Hi Dargumin,
I've read your post history and from what I understand you've been split up for 8 months and NC for 3. Is that correct? How are you doing?
It sounds to me like you're going through the phase that I did of wanting to save her still after parting ways and being concerned about others who will be affected by her. My exBPDbf was violent towards the end of our r/s and I was worried about the safety of others he would get involved with after myself. I posted here and the advice, whilst not what I wanted to hear, was spot on.
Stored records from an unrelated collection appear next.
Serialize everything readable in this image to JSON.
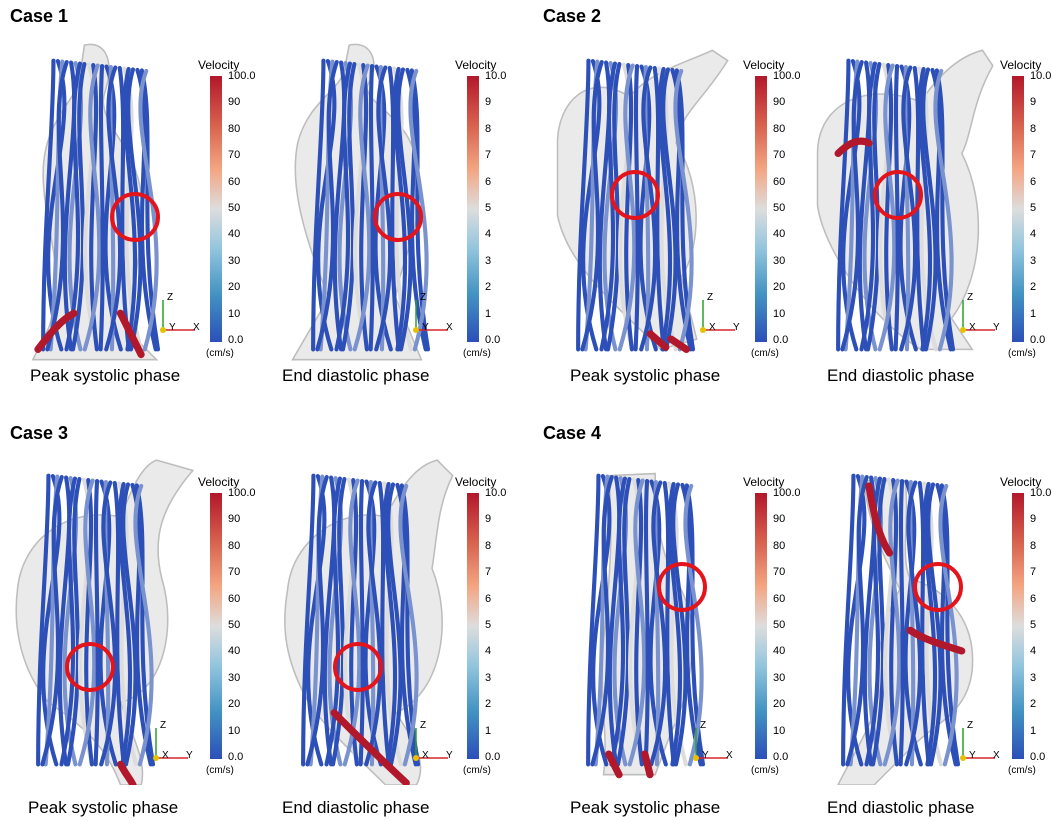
{
  "cases": [
    {
      "title": "Case 1",
      "panels": [
        {
          "caption": "Peak systolic phase",
          "bar": {
            "title": "Velocity",
            "ticks": [
              "100.0",
              "90",
              "80",
              "70",
              "60",
              "50",
              "40",
              "30",
              "20",
              "10",
              "0.0"
            ],
            "unit": "(cm/s)"
          },
          "axes": [
            "Z",
            "Y",
            "X"
          ]
        },
        {
          "caption": "End diastolic phase",
          "bar": {
            "title": "Velocity",
            "ticks": [
              "10.0",
              "9",
              "8",
              "7",
              "6",
              "5",
              "4",
              "3",
              "2",
              "1",
              "0.0"
            ],
            "unit": "(cm/s)"
          },
          "axes": [
            "Z",
            "Y",
            "X"
          ]
        }
      ]
    },
    {
      "title": "Case 2",
      "panels": [
        {
          "caption": "Peak systolic phase",
          "bar": {
            "title": "Velocity",
            "ticks": [
              "100.0",
              "90",
              "80",
              "70",
              "60",
              "50",
              "40",
              "30",
              "20",
              "10",
              "0.0"
            ],
            "unit": "(cm/s)"
          },
          "axes": [
            "Z",
            "X",
            "Y"
          ]
        },
        {
          "caption": "End diastolic phase",
          "bar": {
            "title": "Velocity",
            "ticks": [
              "10.0",
              "9",
              "8",
              "7",
              "6",
              "5",
              "4",
              "3",
              "2",
              "1",
              "0.0"
            ],
            "unit": "(cm/s)"
          },
          "axes": [
            "Z",
            "X",
            "Y"
          ]
        }
      ]
    },
    {
      "title": "Case 3",
      "panels": [
        {
          "caption": "Peak systolic phase",
          "bar": {
            "title": "Velocity",
            "ticks": [
              "100.0",
              "90",
              "80",
              "70",
              "60",
              "50",
              "40",
              "30",
              "20",
              "10",
              "0.0"
            ],
            "unit": "(cm/s)"
          },
          "axes": [
            "Z",
            "X",
            "Y"
          ]
        },
        {
          "caption": "End diastolic phase",
          "bar": {
            "title": "Velocity",
            "ticks": [
              "10.0",
              "9",
              "8",
              "7",
              "6",
              "5",
              "4",
              "3",
              "2",
              "1",
              "0.0"
            ],
            "unit": "(cm/s)"
          },
          "axes": [
            "Z",
            "X",
            "Y"
          ]
        }
      ]
    },
    {
      "title": "Case 4",
      "panels": [
        {
          "caption": "Peak systolic phase",
          "bar": {
            "title": "Velocity",
            "ticks": [
              "100.0",
              "90",
              "80",
              "70",
              "60",
              "50",
              "40",
              "30",
              "20",
              "10",
              "0.0"
            ],
            "unit": "(cm/s)"
          },
          "axes": [
            "Z",
            "Y",
            "X"
          ]
        },
        {
          "caption": "End diastolic phase",
          "bar": {
            "title": "Velocity",
            "ticks": [
              "10.0",
              "9",
              "8",
              "7",
              "6",
              "5",
              "4",
              "3",
              "2",
              "1",
              "0.0"
            ],
            "unit": "(cm/s)"
          },
          "axes": [
            "Z",
            "Y",
            "X"
          ]
        }
      ]
    }
  ],
  "colors": {
    "circle": "#e3141b",
    "low": "#2c4fb8",
    "mid": "#dddddd",
    "high": "#b2182b",
    "shell": "#d9d9d9"
  }
}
Let it go. As long as you're still focusing on her, you are not moving forwards. She is a grown woman, as are the other adults who associate with her and they can all make up their own minds for themselves. Any attempt now to give input to others about your suspicions will not come across well and as well meaning as your intentions are, it could open up a whole heap of issues for you. For starters, any potential replacement will most likely quickly be told about how awful you are and would only suspect that you are jealous and want her back if you were to speak to them. It is highly unlikely you would be believed and could easily be made out to be the 'crazy stalker ex'. Secondly, you've already mentioned she has spoken of r/o's and you do not want to push your luck with how serious she is. Reaching out to others now would only play right into her version of things and could be damaging for you.
Dargumin, the vast majority of us here are caretaker types, I myself recognise that I clearly have codependent traits. This is one of the reasons why we are appealing to a pwBPD. It is also one of the reasons that letting go and lifting the FOG (fear, obligation, guilt) can be so hard for many members, myself included. The kindest thing to do for her is to let her go, to live and learn for herself. You cannot save her. Nobody can unless she is ready to acknowledge and accept for herself the destructive patterns in her life. Interventions and informing people of your suspicion could actually drive her in the opposite direction to that. Time now to allow yourself to detach and focus your time and energy on healing. Have you read the article
Surviving a breakup when your partner has BPD? I'd highly recommend it if not, and if so, it would be worthwhile recapping. It contains the 10 beliefs that keep us stuck, and I'd love to hear which of these you feel still apply to you?